Restoring the heterogeneities in anatomical, biological, physicochemical and mechanical properties of osteochondral tissues as well as the continuously gradient cartilage-bone interface is still a challenging goal albeit the considerable progress achieved in the field of biomaterials and biological science. Engineered cartilage or bone grafts with more elaborate design and better biomimicry have emerged along with the deepening understanding about the components and architecture, cell biology and biomechanics of cartilage and bone [9,16,383]. Nevertheless, being different from the regeneration of separate cartilage or bone, osteochondral regeneration involves the interface between the two distinct tissues, apart from the underlying bone and the cartilage that includes three regions with different composition, structure and function. Hence, it requires an overall knowledge of both the two tissues and moreover an in-depth comprehension on the osteochondral interface and its complex relationship and interaction with cartilage and bone. The first explored monophasic scaffolds containing a uniform composition and architecture neglect the special stratified feature of the osteochondral unit [78,228]. Later studies developed the biphasic scaffolds that can simultaneously promote the regeneration of both cartilage and bone in the two individual layers without considering the intermediate calcified cartilage [114,234]. The importance of the interface has been taken into account in the triphasic scaffold that can better resembling the osteochondral stratification [112,251]. More recently, efforts have been paid to construct gradient scaffolds with gradient chemical compositions and structural characteristics, whether in multiphasic or continuous mode, which showed promising to imitate the native osteochondral tissues in a more superior way [256,280]. But the research concerning the development of gradient tissue engineering scaffolds is still in its early stage. More exploration in the evolving fabrication technologies and strategies such as 3D printing, microfluidic method, utilization of magnetic field and buoyancy that enable the researchers to better achieve the heterogenous and gradient characteristics is needed.

Summary

During the past several decades, the development of tissue engineering strategies in the regeneration of cartilage and osteochondral tissues have gained considerable progress in all the key factors.

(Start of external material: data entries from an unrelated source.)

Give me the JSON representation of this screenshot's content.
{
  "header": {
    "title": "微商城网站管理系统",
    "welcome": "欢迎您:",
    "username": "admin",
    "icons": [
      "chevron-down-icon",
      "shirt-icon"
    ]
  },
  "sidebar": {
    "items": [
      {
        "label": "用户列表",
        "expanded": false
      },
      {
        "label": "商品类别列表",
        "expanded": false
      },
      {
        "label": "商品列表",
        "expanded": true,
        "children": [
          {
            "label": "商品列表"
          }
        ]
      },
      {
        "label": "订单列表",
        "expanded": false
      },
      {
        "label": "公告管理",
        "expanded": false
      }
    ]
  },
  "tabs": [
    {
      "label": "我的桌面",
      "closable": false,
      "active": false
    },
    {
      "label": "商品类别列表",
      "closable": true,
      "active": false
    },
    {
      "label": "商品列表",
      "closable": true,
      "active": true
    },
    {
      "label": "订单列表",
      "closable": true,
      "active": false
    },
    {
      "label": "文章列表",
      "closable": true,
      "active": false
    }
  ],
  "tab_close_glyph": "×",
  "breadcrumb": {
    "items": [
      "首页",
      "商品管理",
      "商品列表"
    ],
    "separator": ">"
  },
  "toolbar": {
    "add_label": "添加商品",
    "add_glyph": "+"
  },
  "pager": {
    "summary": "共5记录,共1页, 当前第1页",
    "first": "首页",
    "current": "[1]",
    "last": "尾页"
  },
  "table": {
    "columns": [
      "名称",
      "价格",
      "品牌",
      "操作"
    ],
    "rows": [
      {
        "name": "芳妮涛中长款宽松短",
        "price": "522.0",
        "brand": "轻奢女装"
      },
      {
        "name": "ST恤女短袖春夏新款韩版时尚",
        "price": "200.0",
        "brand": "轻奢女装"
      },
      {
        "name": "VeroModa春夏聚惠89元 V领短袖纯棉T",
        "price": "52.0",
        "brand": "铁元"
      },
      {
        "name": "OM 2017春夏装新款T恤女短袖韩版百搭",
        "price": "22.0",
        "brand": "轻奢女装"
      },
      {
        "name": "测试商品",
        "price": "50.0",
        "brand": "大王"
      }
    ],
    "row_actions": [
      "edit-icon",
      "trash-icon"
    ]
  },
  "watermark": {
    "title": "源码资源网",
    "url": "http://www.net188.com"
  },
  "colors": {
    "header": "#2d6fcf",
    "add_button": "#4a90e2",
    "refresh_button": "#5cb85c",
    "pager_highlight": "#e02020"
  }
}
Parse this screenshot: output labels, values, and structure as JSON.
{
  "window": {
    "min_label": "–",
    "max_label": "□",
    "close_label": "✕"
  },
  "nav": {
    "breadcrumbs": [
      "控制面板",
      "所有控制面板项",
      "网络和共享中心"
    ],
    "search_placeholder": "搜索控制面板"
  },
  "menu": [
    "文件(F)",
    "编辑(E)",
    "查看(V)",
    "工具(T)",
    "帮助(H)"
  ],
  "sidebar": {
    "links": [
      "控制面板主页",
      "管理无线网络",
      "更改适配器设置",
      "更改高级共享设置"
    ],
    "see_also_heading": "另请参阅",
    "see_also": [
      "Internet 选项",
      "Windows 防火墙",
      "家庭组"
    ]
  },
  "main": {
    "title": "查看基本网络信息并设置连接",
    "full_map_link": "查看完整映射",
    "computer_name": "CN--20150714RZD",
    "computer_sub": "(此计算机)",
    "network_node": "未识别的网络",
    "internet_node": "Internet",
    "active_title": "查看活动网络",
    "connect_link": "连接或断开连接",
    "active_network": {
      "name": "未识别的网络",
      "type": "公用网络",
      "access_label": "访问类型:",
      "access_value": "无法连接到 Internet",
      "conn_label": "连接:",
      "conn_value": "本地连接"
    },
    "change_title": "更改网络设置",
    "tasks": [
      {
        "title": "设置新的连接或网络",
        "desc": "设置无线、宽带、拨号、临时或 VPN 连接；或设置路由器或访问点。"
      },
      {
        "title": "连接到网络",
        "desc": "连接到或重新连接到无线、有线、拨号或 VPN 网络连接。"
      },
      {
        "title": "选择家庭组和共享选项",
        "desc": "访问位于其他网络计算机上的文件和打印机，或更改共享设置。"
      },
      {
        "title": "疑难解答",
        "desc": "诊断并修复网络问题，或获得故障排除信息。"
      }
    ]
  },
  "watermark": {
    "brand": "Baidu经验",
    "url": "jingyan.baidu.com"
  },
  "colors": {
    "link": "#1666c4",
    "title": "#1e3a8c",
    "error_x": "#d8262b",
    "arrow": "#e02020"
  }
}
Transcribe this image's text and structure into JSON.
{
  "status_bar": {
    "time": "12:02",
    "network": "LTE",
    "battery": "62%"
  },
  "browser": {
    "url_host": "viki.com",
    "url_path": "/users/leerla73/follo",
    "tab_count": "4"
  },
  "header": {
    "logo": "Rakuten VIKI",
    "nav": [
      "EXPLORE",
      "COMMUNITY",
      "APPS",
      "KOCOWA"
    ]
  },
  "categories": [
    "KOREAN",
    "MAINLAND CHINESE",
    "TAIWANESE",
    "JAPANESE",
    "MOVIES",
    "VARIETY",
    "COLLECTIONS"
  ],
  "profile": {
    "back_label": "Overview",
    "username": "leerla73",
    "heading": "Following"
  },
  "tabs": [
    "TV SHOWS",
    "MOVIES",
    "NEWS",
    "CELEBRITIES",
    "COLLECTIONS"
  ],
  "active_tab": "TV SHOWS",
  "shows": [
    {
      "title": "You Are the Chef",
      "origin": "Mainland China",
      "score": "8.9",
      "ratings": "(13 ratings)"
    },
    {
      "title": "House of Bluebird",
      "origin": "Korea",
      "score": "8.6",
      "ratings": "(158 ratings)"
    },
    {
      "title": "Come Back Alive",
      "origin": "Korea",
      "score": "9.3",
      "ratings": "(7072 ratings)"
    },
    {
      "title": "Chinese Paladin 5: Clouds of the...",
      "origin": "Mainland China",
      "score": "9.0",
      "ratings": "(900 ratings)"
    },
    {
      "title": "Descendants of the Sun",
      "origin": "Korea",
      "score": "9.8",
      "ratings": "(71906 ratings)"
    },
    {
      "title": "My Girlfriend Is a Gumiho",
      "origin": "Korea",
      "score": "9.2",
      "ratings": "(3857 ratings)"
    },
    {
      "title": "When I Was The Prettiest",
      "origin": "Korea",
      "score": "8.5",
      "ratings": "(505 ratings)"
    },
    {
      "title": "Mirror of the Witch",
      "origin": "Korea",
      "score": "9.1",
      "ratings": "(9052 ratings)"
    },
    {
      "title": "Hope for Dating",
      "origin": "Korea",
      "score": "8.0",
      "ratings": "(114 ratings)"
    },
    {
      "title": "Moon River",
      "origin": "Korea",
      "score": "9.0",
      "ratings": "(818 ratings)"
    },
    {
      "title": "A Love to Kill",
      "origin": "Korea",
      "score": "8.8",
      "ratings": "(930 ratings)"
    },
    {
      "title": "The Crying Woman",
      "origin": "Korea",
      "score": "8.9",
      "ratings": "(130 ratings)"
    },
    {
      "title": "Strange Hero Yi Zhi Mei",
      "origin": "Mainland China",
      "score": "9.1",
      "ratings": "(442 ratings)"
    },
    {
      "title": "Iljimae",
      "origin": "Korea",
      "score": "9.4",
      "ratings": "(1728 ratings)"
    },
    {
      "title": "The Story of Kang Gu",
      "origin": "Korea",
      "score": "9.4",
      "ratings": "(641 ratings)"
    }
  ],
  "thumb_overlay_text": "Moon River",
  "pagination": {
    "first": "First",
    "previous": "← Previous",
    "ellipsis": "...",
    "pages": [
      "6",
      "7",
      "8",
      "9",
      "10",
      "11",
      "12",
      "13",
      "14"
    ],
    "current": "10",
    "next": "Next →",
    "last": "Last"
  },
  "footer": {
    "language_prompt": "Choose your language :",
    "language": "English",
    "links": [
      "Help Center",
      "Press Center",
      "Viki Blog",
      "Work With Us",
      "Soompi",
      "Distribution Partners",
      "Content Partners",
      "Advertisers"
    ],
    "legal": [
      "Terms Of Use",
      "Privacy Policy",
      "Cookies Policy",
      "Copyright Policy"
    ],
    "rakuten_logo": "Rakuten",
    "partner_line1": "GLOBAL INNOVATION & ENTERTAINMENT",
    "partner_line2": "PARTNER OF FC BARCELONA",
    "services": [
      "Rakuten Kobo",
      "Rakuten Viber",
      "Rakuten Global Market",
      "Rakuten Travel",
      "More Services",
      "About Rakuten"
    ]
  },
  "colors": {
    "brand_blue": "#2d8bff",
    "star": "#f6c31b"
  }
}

Based on the anatomical composition of native osteochondral units, the basic materials of the scaffold can be selected from a wide range of natural and synthetic polymers, inorganic materials, metals and those biomaterials modified from ECM. The improving understanding on the stratified and hierarchical architecture of the osteochondral tissue have provided cues for researchers to fabricate layered scaffolds which are different in material compositions, cell encapsulations and biomolecule incorporations. Current efforts paid to scaffolds with compositional or structural gradients are promising to establish superior constructs especially in the osteochondral interface formation. When cultured in bioreactors simulating especially the physical stimuli in native articular cartilage and subchondral bone during joint movement, the engineered constructs can allow for better ECM deposition and tissue regeneration. Among the numbered products commercially available or on the way to markets for osteochondral defect repair, majorities are layered scaffolds. Despite the fact that there are several challenges including the combined efficacy of cells and signaling factors, the integration to the adjacent tissues, the replication of the spatiotemporally sophisticated biomechanical properties, and the restoration of anatomical, biological and physicochemical heterogeneities, we are optimistic that the advancing technologies and further investigations will gradually tackle these problems in osteochondral tissue engineering and eventually reduce the societal and individual burden of joint disease in the musculoskeletal system in the foreseeable future.

Declaration of competing interest

The authors declare that they have no known competing financial interests or personal relationships that could have appeared to influence the work reported in this paper.